The latest video shows multiple devices with dual displays that fold and flip over to convert from a phone-like device into more of a tablet. These concepts are similar to the type of device that’s used in Westworld, where multiple screens with tiny bezels fold out to create a bigger tablet or collapse into a more manageable phone-sized shape.

Although bendable displays and folding phones are still a few years away from the mainstream, it’s clear from the manifestation of The Surface Hub 2, about Microsoft’s obsession for large touchscreens, and desire for innovating this type of future device.

Microsoft’s foldable phone and tablet concept.

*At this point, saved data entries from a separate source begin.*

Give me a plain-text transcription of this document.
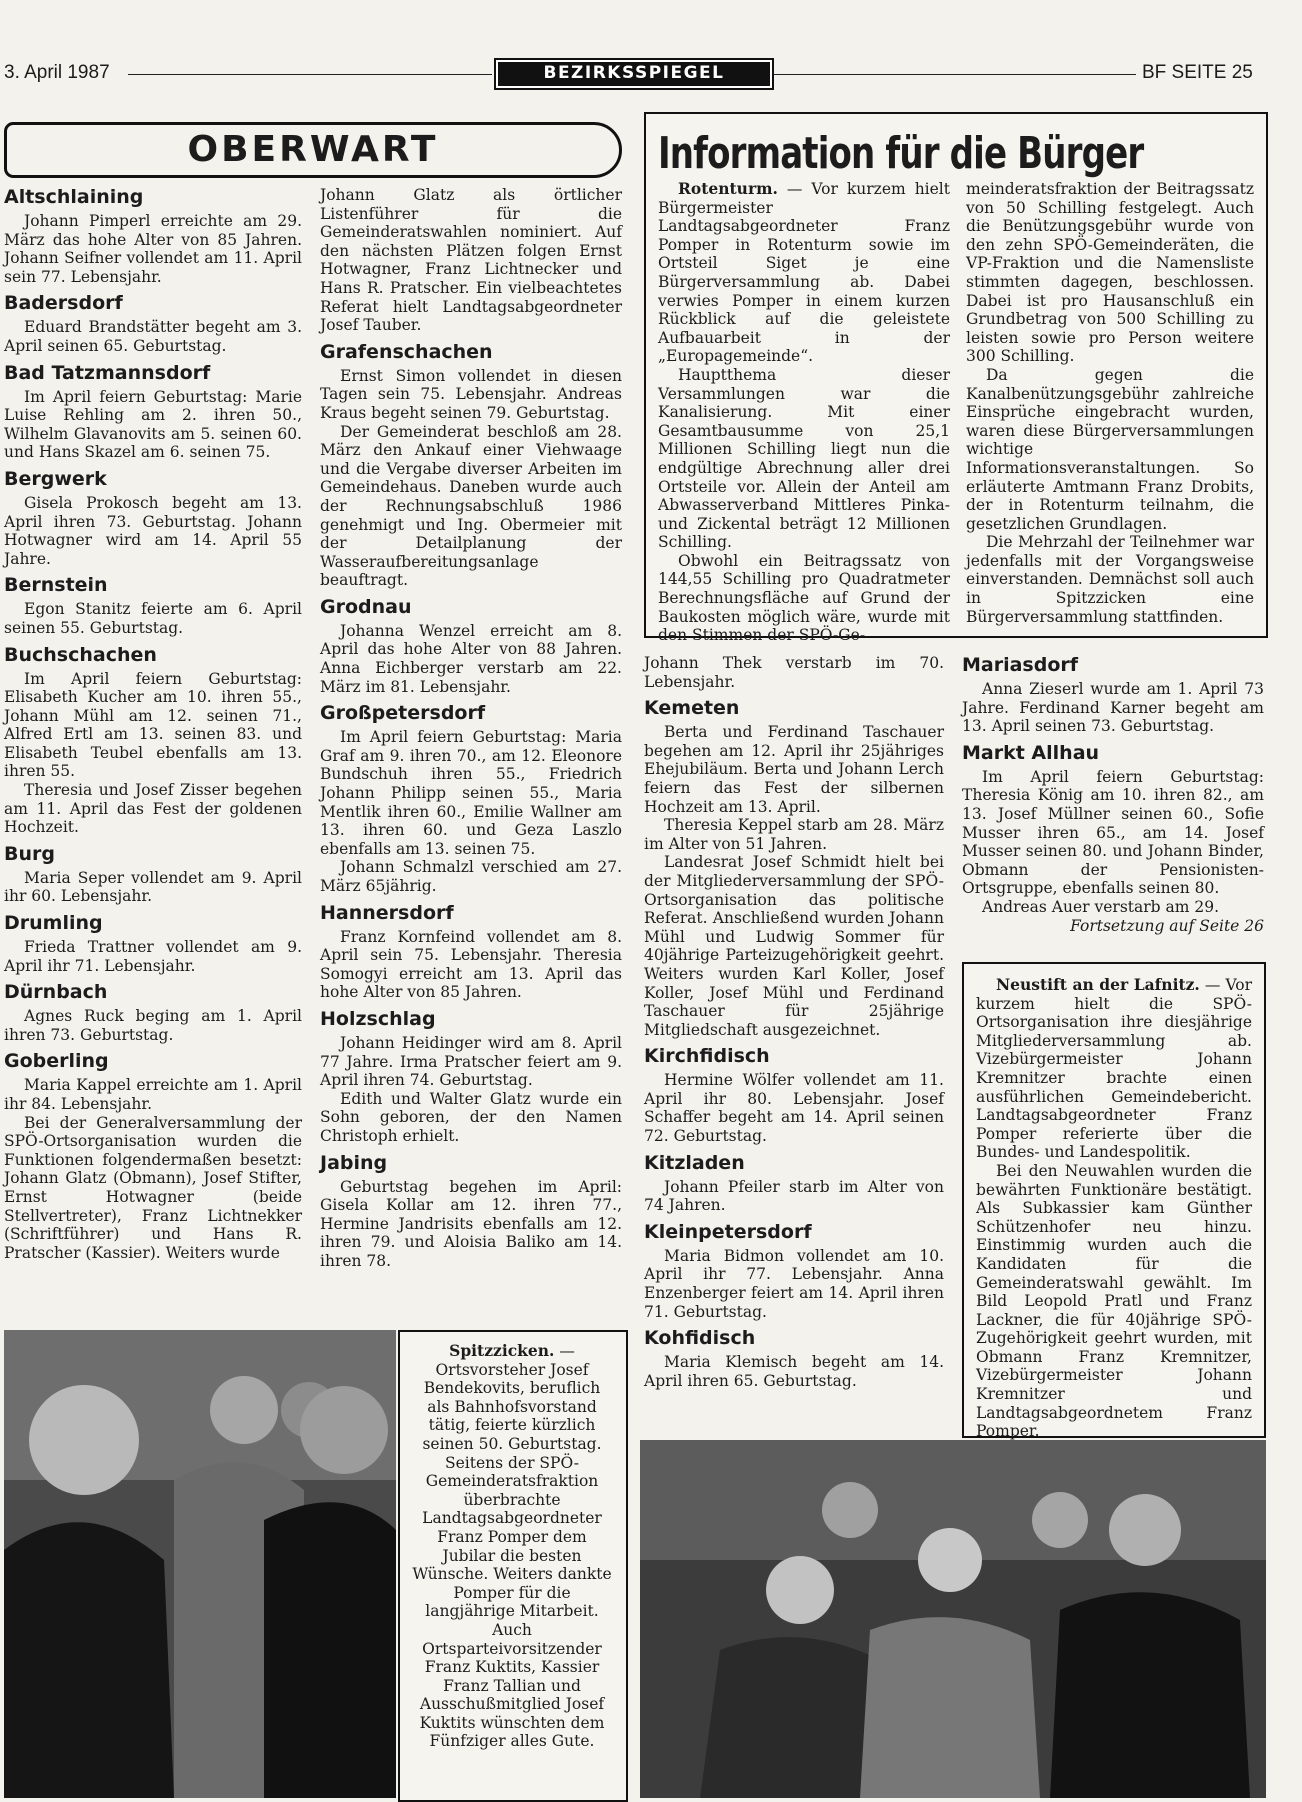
3. April 1987	BEZIRKSSPIEGEL	BF SEITE 25
OBERWART
Altschlaining

Johann Pimperl erreichte am 29. März das hohe Alter von 85 Jahren. Johann Seifner vollendet am 11. April sein 77. Lebensjahr.

Badersdorf

Eduard Brandstätter begeht am 3. April seinen 65. Geburtstag.

Bad Tatzmannsdorf

Im April feiern Geburtstag: Marie Luise Rehling am 2. ihren 50., Wilhelm Glavanovits am 5. seinen 60. und Hans Skazel am 6. seinen 75.

Bergwerk

Gisela Prokosch begeht am 13. April ihren 73. Geburtstag. Johann Hotwagner wird am 14. April 55 Jahre.

Bernstein

Egon Stanitz feierte am 6. April seinen 55. Geburtstag.

Buchschachen

Im April feiern Geburtstag: Elisabeth Kucher am 10. ihren 55., Johann Mühl am 12. seinen 71., Alfred Ertl am 13. seinen 83. und Elisabeth Teubel ebenfalls am 13. ihren 55.

Theresia und Josef Zisser begehen am 11. April das Fest der goldenen Hochzeit.

Burg

Maria Seper vollendet am 9. April ihr 60. Lebensjahr.

Drumling

Frieda Trattner vollendet am 9. April ihr 71. Lebensjahr.

Dürnbach

Agnes Ruck beging am 1. April ihren 73. Geburtstag.

Goberling

Maria Kappel erreichte am 1. April ihr 84. Lebensjahr.

Bei der Generalversammlung der SPÖ-Ortsorganisation wurden die Funktionen folgendermaßen besetzt: Johann Glatz (Obmann), Josef Stifter, Ernst Hotwagner (beide Stellvertreter), Franz Lichtnekker (Schriftführer) und Hans R. Pratscher (Kassier). Weiters wurde

Johann Glatz als örtlicher Listenführer für die Gemeinderatswahlen nominiert. Auf den nächsten Plätzen folgen Ernst Hotwagner, Franz Lichtnecker und Hans R. Pratscher. Ein vielbeachtetes Referat hielt Landtagsabgeordneter Josef Tauber.

Grafenschachen

Ernst Simon vollendet in diesen Tagen sein 75. Lebensjahr. Andreas Kraus begeht seinen 79. Geburtstag.

Der Gemeinderat beschloß am 28. März den Ankauf einer Viehwaage und die Vergabe diverser Arbeiten im Gemeindehaus. Daneben wurde auch der Rechnungsabschluß 1986 genehmigt und Ing. Obermeier mit der Detailplanung der Wasseraufbereitungsanlage beauftragt.

Grodnau

Johanna Wenzel erreicht am 8. April das hohe Alter von 88 Jahren. Anna Eichberger verstarb am 22. März im 81. Lebensjahr.

Großpetersdorf

Im April feiern Geburtstag: Maria Graf am 9. ihren 70., am 12. Eleonore Bundschuh ihren 55., Friedrich Johann Philipp seinen 55., Maria Mentlik ihren 60., Emilie Wallner am 13. ihren 60. und Geza Laszlo ebenfalls am 13. seinen 75.

Johann Schmalzl verschied am 27. März 65jährig.

Hannersdorf

Franz Kornfeind vollendet am 8. April sein 75. Lebensjahr. Theresia Somogyi erreicht am 13. April das hohe Alter von 85 Jahren.

Holzschlag

Johann Heidinger wird am 8. April 77 Jahre. Irma Pratscher feiert am 9. April ihren 74. Geburtstag.

Edith und Walter Glatz wurde ein Sohn geboren, der den Namen Christoph erhielt.

Jabing

Geburtstag begehen im April: Gisela Kollar am 12. ihren 77., Hermine Jandrisits ebenfalls am 12. ihren 79. und Aloisia Baliko am 14. ihren 78.

Information für die Bürger

Rotenturm. — Vor kurzem hielt Bürgermeister Landtagsabgeordneter Franz Pomper in Rotenturm sowie im Ortsteil Siget je eine Bürgerversammlung ab. Dabei verwies Pomper in einem kurzen Rückblick auf die geleistete Aufbauarbeit in der „Europagemeinde“.

Hauptthema dieser Versammlungen war die Kanalisierung. Mit einer Gesamtbausumme von 25,1 Millionen Schilling liegt nun die endgültige Abrechnung aller drei Ortsteile vor. Allein der Anteil am Abwasserverband Mittleres Pinka- und Zickental beträgt 12 Millionen Schilling.

Obwohl ein Beitragssatz von 144,55 Schilling pro Quadratmeter Berechnungsfläche auf Grund der Baukosten möglich wäre, wurde mit den Stimmen der SPÖ-Ge-

meinderatsfraktion der Beitragssatz von 50 Schilling festgelegt. Auch die Benützungsgebühr wurde von den zehn SPÖ-Gemeinderäten, die VP-Fraktion und die Namensliste stimmten dagegen, beschlossen. Dabei ist pro Hausanschluß ein Grundbetrag von 500 Schilling zu leisten sowie pro Person weitere 300 Schilling.

Da gegen die Kanalbenützungsgebühr zahlreiche Einsprüche eingebracht wurden, waren diese Bürgerversammlungen wichtige Informationsveranstaltungen. So erläuterte Amtmann Franz Drobits, der in Rotenturm teilnahm, die gesetzlichen Grundlagen.

Die Mehrzahl der Teilnehmer war jedenfalls mit der Vorgangsweise einverstanden. Demnächst soll auch in Spitzzicken eine Bürgerversammlung stattfinden.

Johann Thek verstarb im 70. Lebensjahr.

Kemeten

Berta und Ferdinand Taschauer begehen am 12. April ihr 25jähriges Ehejubiläum. Berta und Johann Lerch feiern das Fest der silbernen Hochzeit am 13. April.

Theresia Keppel starb am 28. März im Alter von 51 Jahren.

Landesrat Josef Schmidt hielt bei der Mitgliederversammlung der SPÖ-Ortsorganisation das politische Referat. Anschließend wurden Johann Mühl und Ludwig Sommer für 40jährige Parteizugehörigkeit geehrt. Weiters wurden Karl Koller, Josef Koller, Josef Mühl und Ferdinand Taschauer für 25jährige Mitgliedschaft ausgezeichnet.

Kirchfidisch

Hermine Wölfer vollendet am 11. April ihr 80. Lebensjahr. Josef Schaffer begeht am 14. April seinen 72. Geburtstag.

Kitzladen

Johann Pfeiler starb im Alter von 74 Jahren.

Kleinpetersdorf

Maria Bidmon vollendet am 10. April ihr 77. Lebensjahr. Anna Enzenberger feiert am 14. April ihren 71. Geburtstag.

Kohfidisch

Maria Klemisch begeht am 14. April ihren 65. Geburtstag.

Mariasdorf

Anna Zieserl wurde am 1. April 73 Jahre. Ferdinand Karner begeht am 13. April seinen 73. Geburtstag.

Markt Allhau

Im April feiern Geburtstag: Theresia König am 10. ihren 82., am 13. Josef Müllner seinen 60., Sofie Musser ihren 65., am 14. Josef Musser seinen 80. und Johann Binder, Obmann der Pensionisten-Ortsgruppe, ebenfalls seinen 80.

Andreas Auer verstarb am 29.

Fortsetzung auf Seite 26

Neustift an der Lafnitz. — Vor kurzem hielt die SPÖ-Ortsorganisation ihre diesjährige Mitgliederversammlung ab. Vizebürgermeister Johann Kremnitzer brachte einen ausführlichen Gemeindebericht. Landtagsabgeordneter Franz Pomper referierte über die Bundes- und Landespolitik.

Bei den Neuwahlen wurden die bewährten Funktionäre bestätigt. Als Subkassier kam Günther Schützenhofer neu hinzu. Einstimmig wurden auch die Kandidaten für die Gemeinderatswahl gewählt. Im Bild Leopold Pratl und Franz Lackner, die für 40jährige SPÖ-Zugehörigkeit geehrt wurden, mit Obmann Franz Kremnitzer, Vizebürgermeister Johann Kremnitzer und Landtagsabgeordnetem Franz Pomper.

Spitzzicken. — Ortsvorsteher Josef Bendekovits, beruflich als Bahnhofsvorstand tätig, feierte kürzlich seinen 50. Geburtstag. Seitens der SPÖ-Gemeinderatsfraktion überbrachte Landtagsabgeordneter Franz Pomper dem Jubilar die besten Wünsche. Weiters dankte Pomper für die langjährige Mitarbeit. Auch Ortsparteivorsitzender Franz Kuktits, Kassier Franz Tallian und Ausschußmitglied Josef Kuktits wünschten dem Fünfziger alles Gute.
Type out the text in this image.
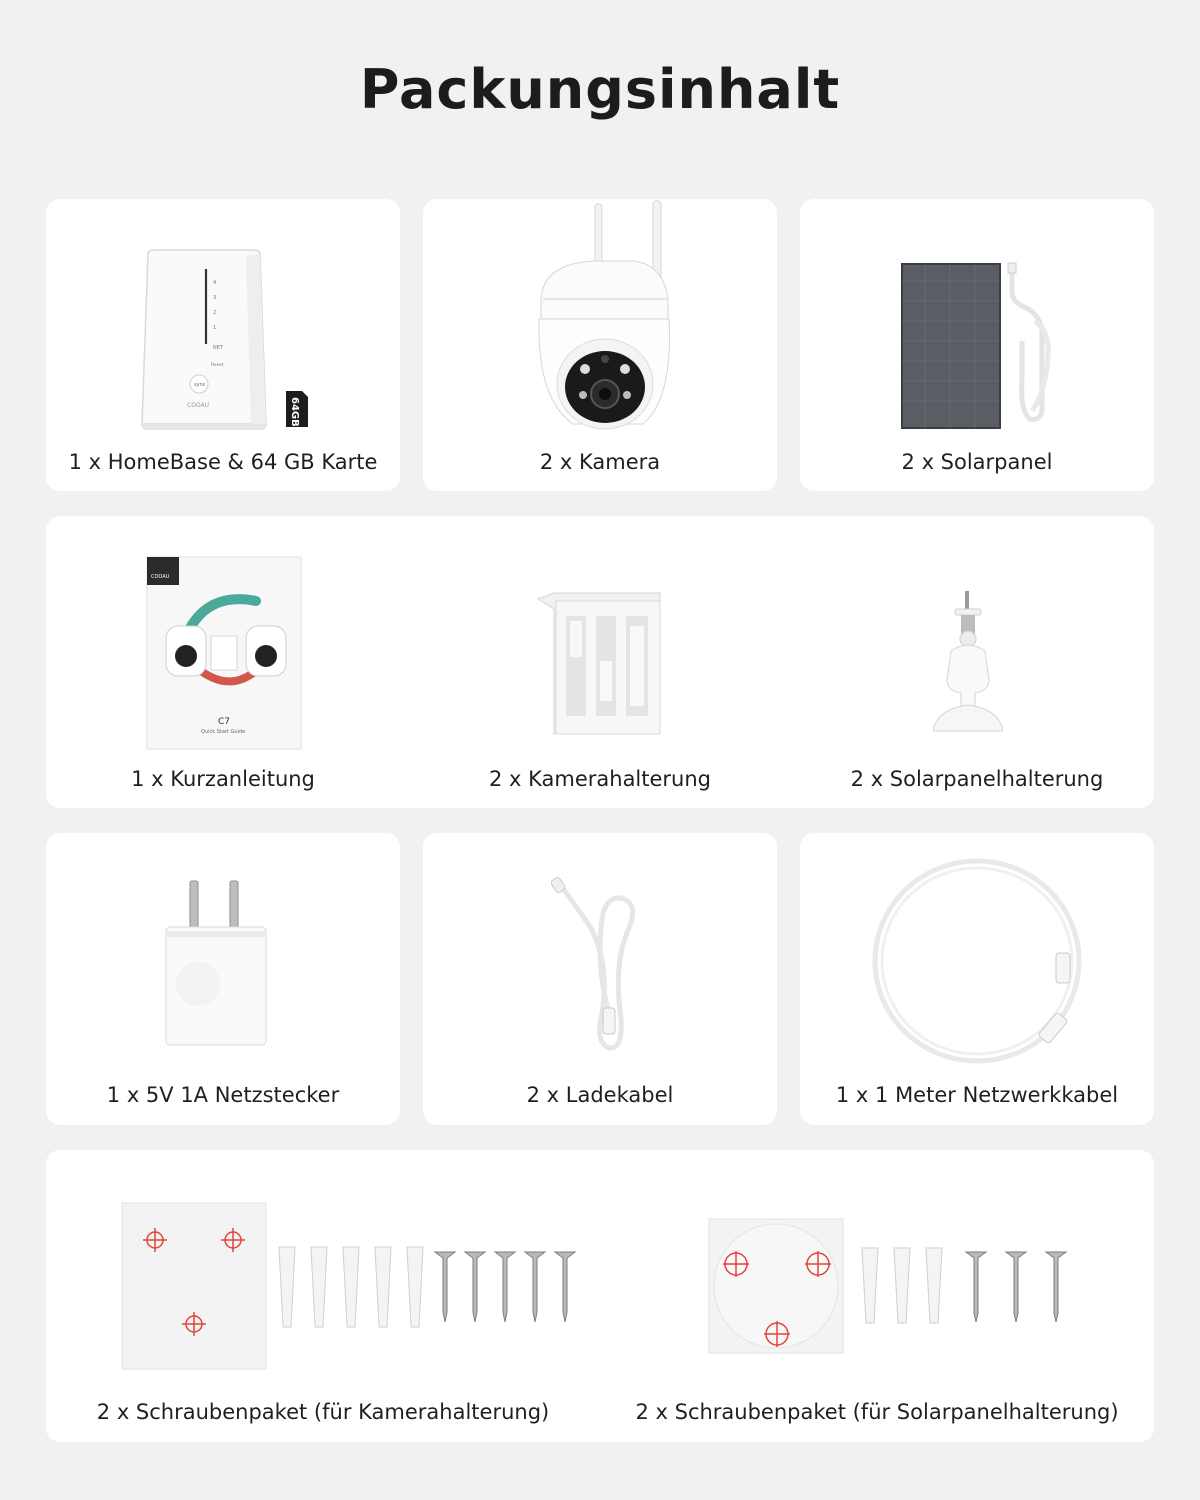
Packungsinhalt
4
3
2
1
NET
Reset
sync
COOAU	64GB
1 x HomeBase & 64 GB Karte	2 x Kamera	2 x Solarpanel
COOAU
C7
Quick Start Guide
1 x Kurzanleitung	2 x Kamerahalterung	2 x Solarpanelhalterung
1 x 5V 1A Netzstecker	2 x Ladekabel	1 x 1 Meter Netzwerkkabel
2 x Schraubenpaket (für Kamerahalterung)	2 x Schraubenpaket (für Solarpanelhalterung)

Samsung has also been toying with the idea. The Galaxy maker provided its own concept video of a phone of the future back at CES in 2013, and it has been investing in curved and foldable screen tech ever since. Samsung recently started promoting foldable displays as a source of new revenue, suggesting that we might be very close to a device shipping. LG Display is also working on TV displays that roll up like a newspaper.

Samsung concept phone from 2013.

Whichever company manages to bring a convincing dual-screen device to market first will need to avoid the mistakes of previous attempts such as unoptimized apps, lack of support and giant bezels that ruined the experience.

Microsoft will really need to ensure the software works well enough to realize its dual-screen device dreams. Making apps scale across ever-changing display sizes and formats will be the most difficult challenge for any hardware maker to succeed with. But if any company is successful, then we might be witnessing an interesting era of smartphone and tablet devices.